Data structures/Transwiki Data Structures

< Wikiversity < Wikiversity:School of Computer Science < Wikiversity:Theory

Introduction

Computer scientists have created many ways to store data. For example, they have designed several ways to store a list. A computer might be able to look at the data in one kind of list very quickly. Another type of list might trade off retrieval speed for quick searches for a specific piece of data. These data structures, with their various tradeoffs, are the subject of this course.

It is important not to confuse data structures with object classes. Data structures are designed by computer scientists to tell the computer exactly how to physically organize and work with the data. Classes are combinations of data structures with algorithms working with these structures, designed by programmers to solve actual problems.

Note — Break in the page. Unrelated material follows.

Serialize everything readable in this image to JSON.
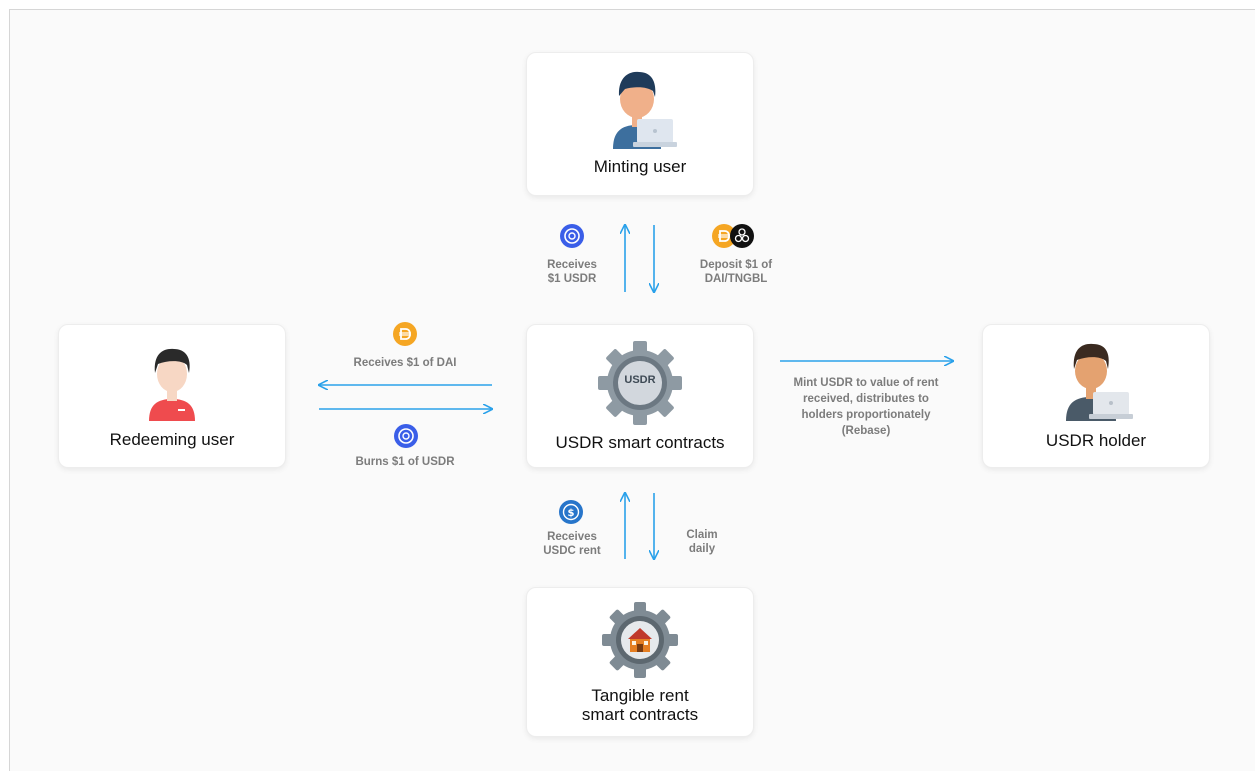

Pseudocode that is close to the Pascal programming language appears here. There are some examples of the code in other languages also.

Stub

This section is a stub. You can help Wikiversity by expanding it.

Arrays

An array, in general, is a constant-sized sequential set of blocks, each block containing a value of the elected datatype. The use of arrays is integral in most high-level languages today. Versions of dynamic arrays exist, but this approach is usually costly, because arrays expanded into sizes larger than is available at the specific location where the array is stored, would require the copying of the entire array into an area large enough to hold the expanded array. For example, consider an array of 5 1-byte-long blocks, which sits at address 1000, and assume there is a variable X, 1 byte long, sitting at address 1007. Should you wish to extend your array to hold 10 blocks, you would need to copy the first 5 blocks to another location in order to accommodate the rest of the array. Another disadvantage of the sequential storage method is that there has to be a free sequential block large enough to hold the array. If you have an array of 500,000,000 blocks, each 1 byte long, you need to have roughly 500 megabytes of sequential space to be free; Sometimes this will require a defragmentation of the memory, which takes a long time.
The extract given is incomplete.